Monday, recensione del film con Sebastian Stan
Monday racconta l'incontro fra due americani in Grecia, che inizia come una spensierata commedia romantica ma si evolve presto in una storia cruda, realista e malinconica sulle difficoltà di mantenere a galla una relazione e andare incontro alle proprie responsabilità.
di Matilde Capozio / 13.05.2022 Voto: 7/10
Tra le nuove uscite disponibili sulle piattaforme homevideo troviamo Monday, dramma sentimentale presentato al Festival di Toronto 2020, diretto dal greco Argyris Papadimitropoulos, autore anche della sceneggiatura insieme a Rob Hayes.
La storia si svolge ad Atene, dove Mickey (Sebastian Stan) e Chloe (Denise Gough), entrambi americani, si conoscono a una festa in un caldo venerdì sera: lui è un musicista che vive lì da molti anni, lei è un avvocato che invece, dopo aver trascorso più di un anno in Grecia, sta per rientrare negli USA; nel corso di un turbolento e passionale weekend passato insieme, i due dovranno decidere se dare al loro incontro una possibilità, e vedere se dall'attrazione iniziale può nascere qualcosa di serio e concreto.
Monday è un film in cui troviamo quindi serate finite in blackout a causa di alcool e droghe, corse senza vestiti che provocano incontri ravvicinati con la polizia, numerosi amplessi consumati dove capita, ma chiunque si aspettasse una commedia goliardica e demenziale resterà spiazzato: il nucleo del film è semmai la cronaca delle fasi di una storia fatta di slanci ed euforia ma in cui non mancano momenti difficili e dolorosi, raccontata con toni talvolta crudi che vanno a cercare gli aspetti realistici e veritieri anche nelle situazioni più paradossali.
Se fossimo in una tipica rom-com, l'incontro fra Chloe e Mickey sarebbe un classico caso di due anime gemelle che si riconoscono a prima vista, superando insieme ogni ostacolo per vivere sempre felici e contenti, mentre qui ci sono due protagonisti umanamente imperfetti, da un lato ostacolati dai propri limiti e difetti, dall'altro desiderosi, forse, di trovare l'uno nell'altra il modo per liberarsene e superarli; entrambi infatti sono alle prese con questioni irrisolte, a cominciare dalle loro relazioni passate, che però sembrano decisi ad affrontare per dare una possibilità, prima ancora che a un'altra persona, a loro stessi.
Con questo stato di sospensione fra voglia di spensieratezza e di responsabilità, si spiega anche il senso del titolo: la trama si snoda infatti lungo un arco temporale di alcuni mesi, ma lo spettatore assiste solamente a ciò che succede durante qualche weekend; la domanda implicita quindi è: cosa accadrà quando alla domenica sera si succederà infine il lunedì, e bisognerà fare i conti per davvero con la quotidianità che questo, e per estensione la vita presa nella sua interezza, comporta?

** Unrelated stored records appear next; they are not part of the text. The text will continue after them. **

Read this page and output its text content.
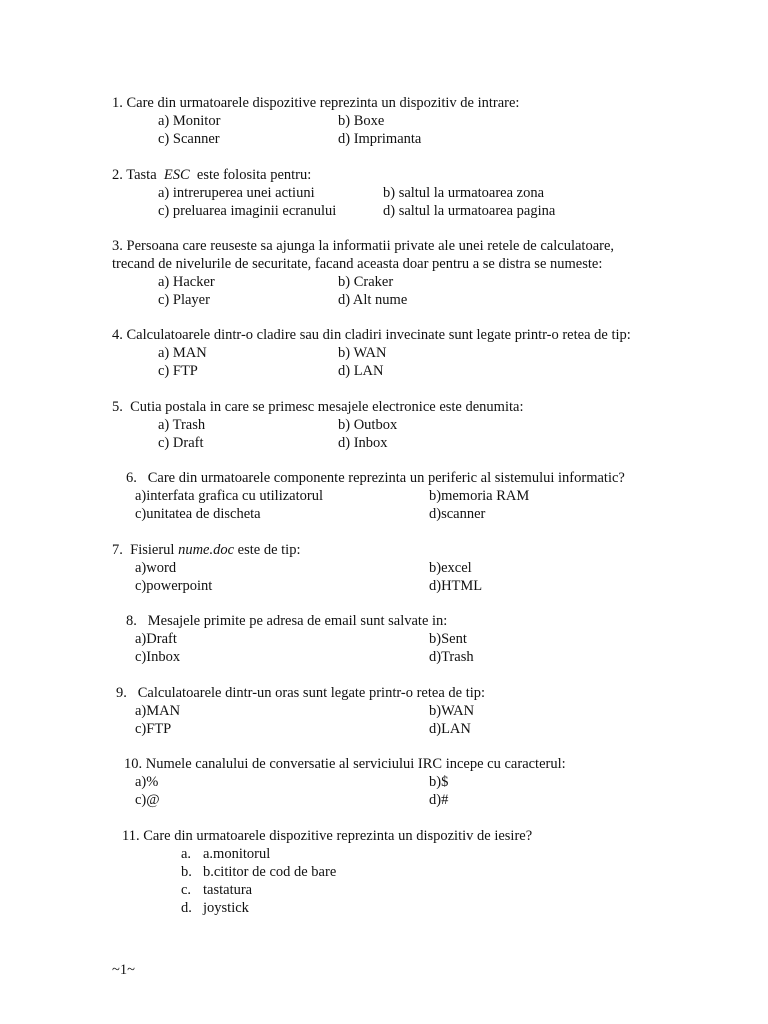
1. Care din urmatoarele dispozitive reprezinta un dispozitiv de intrare:
a) Monitor	b) Boxe
c) Scanner	d) Imprimanta
2. Tasta ESC este folosita pentru:
a) intreruperea unei actiuni	b) saltul la urmatoarea zona
c) preluarea imaginii ecranului	d) saltul la urmatoarea pagina
3. Persoana care reuseste sa ajunga la informatii private ale unei retele de calculatoare,
trecand de nivelurile de securitate, facand aceasta doar pentru a se distra se numeste:
a) Hacker	b) Craker
c) Player	d) Alt nume
4. Calculatoarele dintr-o cladire sau din cladiri invecinate sunt legate printr-o retea de tip:
a) MAN	b) WAN
c) FTP	d) LAN
5. Cutia postala in care se primesc mesajele electronice este denumita:
a) Trash	b) Outbox
c) Draft	d) Inbox
6. Care din urmatoarele componente reprezinta un periferic al sistemului informatic?
a)interfata grafica cu utilizatorul	b)memoria RAM
c)unitatea de discheta	d)scanner
7. Fisierul nume.doc este de tip:
a)word	b)excel
c)powerpoint	d)HTML
8. Mesajele primite pe adresa de email sunt salvate in:
a)Draft	b)Sent
c)Inbox	d)Trash
9. Calculatoarele dintr-un oras sunt legate printr-o retea de tip:
a)MAN	b)WAN
c)FTP	d)LAN
10. Numele canalului de conversatie al serviciului IRC incepe cu caracterul:
a)%	b)$
c)@	d)#
11. Care din urmatoarele dispozitive reprezinta un dispozitiv de iesire?
a. a.monitorul
b. b.cititor de cod de bare
c. tastatura
d. joystick
~1~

A fare da sfondo alle vicende dei personaggi c'è una Grecia di cui non ammiriamo tanto la bellezza idilliaca da cartolina o l'aspetto più turistico, ma ne vediamo invece un lato inedito, anche urbano, a cominciare dall'appartamento, appartenuto alla nonna di un amico, in cui vive il protagonista, che si ritrova quindi ad abitare in una casa piena di mobili antichi e dallo stile inevitabilmente demodé, più adatto al gusto di un'anziana signora. Il film così traccia anche un profilo di una generazione, quella dei trentenni di oggi, cosmopoliti, per certi versi anche apolidi, abituati a spostarsi da un Paese, anche da un continente, all'altro, facendo gruppo con persone dalla provenienza variegata, con esiti a volte incerti: come dimostra ironicamente la sequenza della festa, a volte non basta la stessa nazionalità (o l'orientamento sessuale) per garantire il successo di un incontro.

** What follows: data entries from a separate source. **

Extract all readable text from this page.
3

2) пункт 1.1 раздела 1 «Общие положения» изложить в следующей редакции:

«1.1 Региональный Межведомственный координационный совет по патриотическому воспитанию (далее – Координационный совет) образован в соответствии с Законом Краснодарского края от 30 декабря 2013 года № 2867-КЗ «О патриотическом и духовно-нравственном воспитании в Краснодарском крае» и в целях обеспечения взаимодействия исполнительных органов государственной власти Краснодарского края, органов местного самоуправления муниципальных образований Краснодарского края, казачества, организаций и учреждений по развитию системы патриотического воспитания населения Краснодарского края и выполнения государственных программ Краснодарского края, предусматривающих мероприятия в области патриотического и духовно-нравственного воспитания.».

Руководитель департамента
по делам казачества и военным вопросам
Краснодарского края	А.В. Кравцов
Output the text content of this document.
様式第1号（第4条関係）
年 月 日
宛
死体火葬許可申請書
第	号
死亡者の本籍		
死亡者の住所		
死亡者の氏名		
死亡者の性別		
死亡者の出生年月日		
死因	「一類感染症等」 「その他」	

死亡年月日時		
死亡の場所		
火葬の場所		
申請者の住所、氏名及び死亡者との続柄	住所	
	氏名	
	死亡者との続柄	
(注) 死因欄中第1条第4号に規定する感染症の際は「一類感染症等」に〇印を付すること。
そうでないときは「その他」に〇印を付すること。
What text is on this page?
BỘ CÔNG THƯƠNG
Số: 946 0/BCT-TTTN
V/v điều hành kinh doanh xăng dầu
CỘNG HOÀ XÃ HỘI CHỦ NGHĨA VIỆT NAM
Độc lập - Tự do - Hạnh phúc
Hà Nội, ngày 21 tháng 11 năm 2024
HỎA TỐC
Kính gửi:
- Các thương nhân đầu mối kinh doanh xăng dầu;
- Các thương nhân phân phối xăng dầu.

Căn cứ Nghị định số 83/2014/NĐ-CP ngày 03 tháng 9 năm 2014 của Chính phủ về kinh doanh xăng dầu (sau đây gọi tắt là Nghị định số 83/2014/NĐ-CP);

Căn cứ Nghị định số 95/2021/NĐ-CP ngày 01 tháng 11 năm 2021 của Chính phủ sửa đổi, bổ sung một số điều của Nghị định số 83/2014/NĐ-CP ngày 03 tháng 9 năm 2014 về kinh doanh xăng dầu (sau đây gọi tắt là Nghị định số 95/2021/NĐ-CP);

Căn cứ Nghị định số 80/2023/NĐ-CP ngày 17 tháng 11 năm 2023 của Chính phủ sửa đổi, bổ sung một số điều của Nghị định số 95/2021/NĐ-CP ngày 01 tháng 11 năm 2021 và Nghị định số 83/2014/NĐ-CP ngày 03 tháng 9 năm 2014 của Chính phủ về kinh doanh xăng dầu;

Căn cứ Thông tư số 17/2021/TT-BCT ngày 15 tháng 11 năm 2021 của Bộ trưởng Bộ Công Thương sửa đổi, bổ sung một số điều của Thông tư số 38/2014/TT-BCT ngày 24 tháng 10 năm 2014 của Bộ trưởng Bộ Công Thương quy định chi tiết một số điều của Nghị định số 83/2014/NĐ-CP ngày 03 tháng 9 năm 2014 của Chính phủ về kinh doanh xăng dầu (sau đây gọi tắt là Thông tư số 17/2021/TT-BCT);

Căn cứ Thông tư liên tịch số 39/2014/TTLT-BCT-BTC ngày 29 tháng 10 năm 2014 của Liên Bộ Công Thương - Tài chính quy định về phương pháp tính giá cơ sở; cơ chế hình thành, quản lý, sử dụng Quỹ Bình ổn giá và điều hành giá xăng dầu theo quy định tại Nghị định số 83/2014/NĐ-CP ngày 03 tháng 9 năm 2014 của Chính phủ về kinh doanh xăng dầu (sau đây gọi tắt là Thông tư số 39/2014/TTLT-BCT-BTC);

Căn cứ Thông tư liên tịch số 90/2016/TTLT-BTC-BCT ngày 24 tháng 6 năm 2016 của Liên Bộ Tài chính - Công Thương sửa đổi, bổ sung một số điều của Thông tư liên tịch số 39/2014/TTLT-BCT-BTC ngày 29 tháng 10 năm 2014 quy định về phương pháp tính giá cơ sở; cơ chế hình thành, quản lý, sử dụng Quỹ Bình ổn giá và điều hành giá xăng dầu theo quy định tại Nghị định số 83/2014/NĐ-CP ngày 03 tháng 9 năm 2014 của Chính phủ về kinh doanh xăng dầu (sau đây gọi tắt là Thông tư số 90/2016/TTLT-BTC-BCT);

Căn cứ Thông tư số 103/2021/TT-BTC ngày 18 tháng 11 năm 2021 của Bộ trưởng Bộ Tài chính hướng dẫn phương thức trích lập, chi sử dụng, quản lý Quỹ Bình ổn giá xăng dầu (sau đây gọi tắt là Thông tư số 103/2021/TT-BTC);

Essenziale al film è naturalmente l'interpretazione e l'alchimia dei due protagonisti, Sebastian Stan in quella che è per lui una stagione ricchissima fra cinema e tv (Pam e Tommy, Fresh, Secret Team 355) e l'irlandese Denise Gough, affermata attrice teatrale, con una performance improntata alla naturalezza su dialoghi in gran parte improvvisati.
Il regista realizza dunque un piccolo film dolceamaro che lo fa accostare, più che al conterraneo Lanthimos, ad autori indie statunitensi come Richard Linklater o Drake Doremus, raccontando con lucidità ma anche partecipazione una storia malinconica e non melensa.